Yoksa, Ecevit’e karşı geçmişte o komployu hazırlayanların bugün de sahnede olduğunu Avrupalıların ve Amerikalıların bilmemesi mümkün değildir.
Amerika ve AB, o dönemde, bu çevreleri, yüzlerini bütünüyle Avrasya’ya dönmüş ve Türkiye’de hatırı sayılır oranda Batı düşmanlığının oluşmasına yol açmış çevreler olarak görüyordu.
2000’li yılların başları, Batı düşmanlığının zirve yaptığı yıllardı. Ordunun kuvvet komutanları, Avrasyacıların düzenlediği panellere konuşmacı olarak katılıyor, Avrasyacılar karargaha çağrılıp brifing alınıyordu.

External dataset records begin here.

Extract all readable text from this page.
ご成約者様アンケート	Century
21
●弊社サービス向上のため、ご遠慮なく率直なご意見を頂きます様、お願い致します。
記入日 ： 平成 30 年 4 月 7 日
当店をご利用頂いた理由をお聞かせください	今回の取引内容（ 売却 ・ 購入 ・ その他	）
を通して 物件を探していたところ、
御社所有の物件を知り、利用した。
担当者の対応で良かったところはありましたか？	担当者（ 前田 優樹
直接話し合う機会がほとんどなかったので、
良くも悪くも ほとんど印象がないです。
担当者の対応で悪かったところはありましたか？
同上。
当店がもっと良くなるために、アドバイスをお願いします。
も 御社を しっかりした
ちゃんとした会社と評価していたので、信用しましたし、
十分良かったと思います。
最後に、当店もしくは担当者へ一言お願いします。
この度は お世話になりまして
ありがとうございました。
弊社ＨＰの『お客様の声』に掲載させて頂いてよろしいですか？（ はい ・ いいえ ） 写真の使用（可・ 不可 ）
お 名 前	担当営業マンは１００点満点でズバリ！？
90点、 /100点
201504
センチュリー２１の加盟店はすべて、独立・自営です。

Bugün darbe suçundan yargılanmakta olanlar, önceki darbecilerden farklı bir biçimde, Batılıların, Türkiye’de olası bir darbeyi desteklemeyeceğinden emin görünüyorlar ve bu yüzden de uluslar arası desteği Batı’ da değil, Doğu’ da yani Avrasya’da arıyorlardı. Aleksandır Dugin gibi Avrasyacıların, Ergenekon operasyonları olduğunda Moskova’da basın açıklaması yaparak tutuklamaları protesto ettiğini, bir çok Ergenekon firarisinin kapağı Rusya’ya attığını hatırlamak yerinde olacaktır. Batı düşmanlığını yayan ve kendisini ulusalcı olarak tanımlayan Ergenekon ekibinin başarıya ulaşması demek, Türkiye’nin yüzünü bir anda Avrasya’ya dönmesi demekti.
Aynı filmi yeniden ama farklı koşullarda izliyor gibiyiz.
Kuşku yok ki ne Avrupa 90’lı yılların Avrupa’sı, ne Türkiye 90’lı yılların Türkiye’sidir.
Devlet kurumsal bir değişime uğradı ve bu değişim hala sürüyor. Ordu-siyaset arasındaki ilişkilerin normalleşmesi ve demokratik bir standarda oturması için yol temizliği devam ediyor.
Kürt sorunu bağlamında bile geldiğimiz nokta, Avrupa Yerel Yönetimler Özerklik Şartına vaktiyle konulan çekincelerin kaldırılmasına işaret ediyor.
Galiba sorun şu: Türkiye geçmişteki zayıflıklarından kurtuldukça, muhatabının ona daha sorumlu ve daha hakkaniyetli davranmasını bekliyor . Kabul etmek gerekir ki, AB’nin, Türkiye algısı, Türkiye’nin doksanlı yılların Türkiye’si olmadığı gerçeğini göz ardı eden bir algıdır.
Bu rahatsızlık yaratıyor ve AB’nin mevcut algısının, büyük oranda, geçmişin oryantalizminden kaynaklandığını düşünmeye sevk ediyor.
Ortada, 90’lı yılların Türkiye’sinden daha geri bir Türkiye olmadığına göre, üstelik demokrasinin turnusol kağıdı gibi duran Kürt sorununda önemli bir fırsat yakalandığına göre, AB’nin bu tutum değişikliğini nasıl açıklayacağız?
Kürt savaşının bittiğine sevinemeyen AB’nin Gezi için koyduğu hassasiyete güven duyulabilir mi?
Kendi soğuk savaşını bitiren Avrupa, kendi soğuk savaş yıllarından kurtulmak için çaba gösteren Türkiye’ye neden sevinemiyor acaba?